Gli indifferenti
Immaginiamo – D-o non voglia! – che accada qualcosa di brutto a Cécile Kyenge, ministra per l’Integrazione. Immaginiamo che uno squilibrato, un esagitato, prenda sul serio quanto ha letto negli ultimi giorni – che so? – su “La Padania”. Immaginiamo che questo qualcuno interpreti la pubblicazione dell’agenda del Ministro non solo come un contributo alla cronaca, ma come un’istigazione a colpire oltre che contestare. Immaginiamo per un attimo. Di chi sarebbe la colpa?
Dell’aggressore, certo. Ma anche di tutti noi. Per aver perso la capacità di indignarci di fronte a espressioni di odio, intolleranza e razzismo che fino a pochi anni fa non avremmo consentito. Quando si legge che la Kyenge vuole portare in Italia la “negritudine” (movimento di pensiero raffinato fondato da Léopold Sédar Senghor), quando la Ministra è continuamente paragonata a varie specie di primati, quando il colore della pelle torna e essere un argomento, è chiaro che si sta scherzando col fuoco. E noi?
Molti – sono gli “indifferenti” di gramsciana memoria – semplicemente si voltano dall’altra parte. Alcuni, soprattutto a sinistra, difendono la Ministra con stanca ritualità. Pochi si rendono conto della reale gravità del problema. Ci sono infine i mestatori chic. Non radical-chic. Quelli del pane al pane vino al vino.

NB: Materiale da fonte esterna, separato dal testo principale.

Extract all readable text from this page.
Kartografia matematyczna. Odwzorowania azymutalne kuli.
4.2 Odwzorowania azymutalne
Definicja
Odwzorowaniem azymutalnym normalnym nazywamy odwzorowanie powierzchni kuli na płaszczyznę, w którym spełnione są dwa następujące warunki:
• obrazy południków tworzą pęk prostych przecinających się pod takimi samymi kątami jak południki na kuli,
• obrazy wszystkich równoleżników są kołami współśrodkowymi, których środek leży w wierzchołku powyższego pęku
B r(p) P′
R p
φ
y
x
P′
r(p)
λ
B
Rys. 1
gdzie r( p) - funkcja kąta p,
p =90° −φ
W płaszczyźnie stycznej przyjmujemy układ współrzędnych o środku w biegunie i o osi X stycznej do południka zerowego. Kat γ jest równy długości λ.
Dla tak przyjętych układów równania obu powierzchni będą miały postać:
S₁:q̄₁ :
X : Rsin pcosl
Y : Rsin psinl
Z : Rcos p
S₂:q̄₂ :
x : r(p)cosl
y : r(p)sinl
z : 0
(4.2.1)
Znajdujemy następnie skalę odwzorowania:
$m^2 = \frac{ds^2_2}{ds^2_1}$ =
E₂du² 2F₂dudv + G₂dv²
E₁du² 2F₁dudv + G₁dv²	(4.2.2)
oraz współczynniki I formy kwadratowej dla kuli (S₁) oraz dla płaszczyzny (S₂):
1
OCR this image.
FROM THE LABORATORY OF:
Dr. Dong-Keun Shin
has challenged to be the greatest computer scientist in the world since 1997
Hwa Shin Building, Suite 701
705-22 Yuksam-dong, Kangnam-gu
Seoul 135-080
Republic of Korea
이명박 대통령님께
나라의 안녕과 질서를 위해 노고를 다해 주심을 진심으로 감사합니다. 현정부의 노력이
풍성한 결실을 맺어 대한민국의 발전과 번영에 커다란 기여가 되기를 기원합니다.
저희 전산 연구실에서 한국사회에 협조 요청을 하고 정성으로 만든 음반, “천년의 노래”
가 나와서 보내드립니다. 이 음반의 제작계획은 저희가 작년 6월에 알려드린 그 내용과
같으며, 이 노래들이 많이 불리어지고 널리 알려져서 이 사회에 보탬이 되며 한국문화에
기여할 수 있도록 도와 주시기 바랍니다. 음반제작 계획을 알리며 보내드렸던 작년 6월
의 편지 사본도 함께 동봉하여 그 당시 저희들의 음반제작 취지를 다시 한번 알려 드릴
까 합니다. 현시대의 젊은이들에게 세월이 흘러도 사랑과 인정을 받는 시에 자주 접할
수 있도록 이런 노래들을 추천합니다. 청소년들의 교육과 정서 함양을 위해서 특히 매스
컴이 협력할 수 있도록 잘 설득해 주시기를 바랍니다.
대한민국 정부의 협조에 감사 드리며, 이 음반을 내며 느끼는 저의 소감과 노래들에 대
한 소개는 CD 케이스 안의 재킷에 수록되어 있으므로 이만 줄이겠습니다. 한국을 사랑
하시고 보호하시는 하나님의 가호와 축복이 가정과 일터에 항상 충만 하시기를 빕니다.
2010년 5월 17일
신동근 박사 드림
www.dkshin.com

Quelli di “basta col buonismo”. Sono quelli che pubblicano articoli razzisti, che prendono voti alimentando paura e odio, che esasperano il clima con la penna e la parola senza rendersi conto (o forse sì?) della materia pericolosa con cui giocano.
Sono quelli che non pagherebbero, se accadesse qualcosa. Perché alla fine pagherebbe solo l’autore del gesto, quello che alle loro parole ci ha creduto davvero.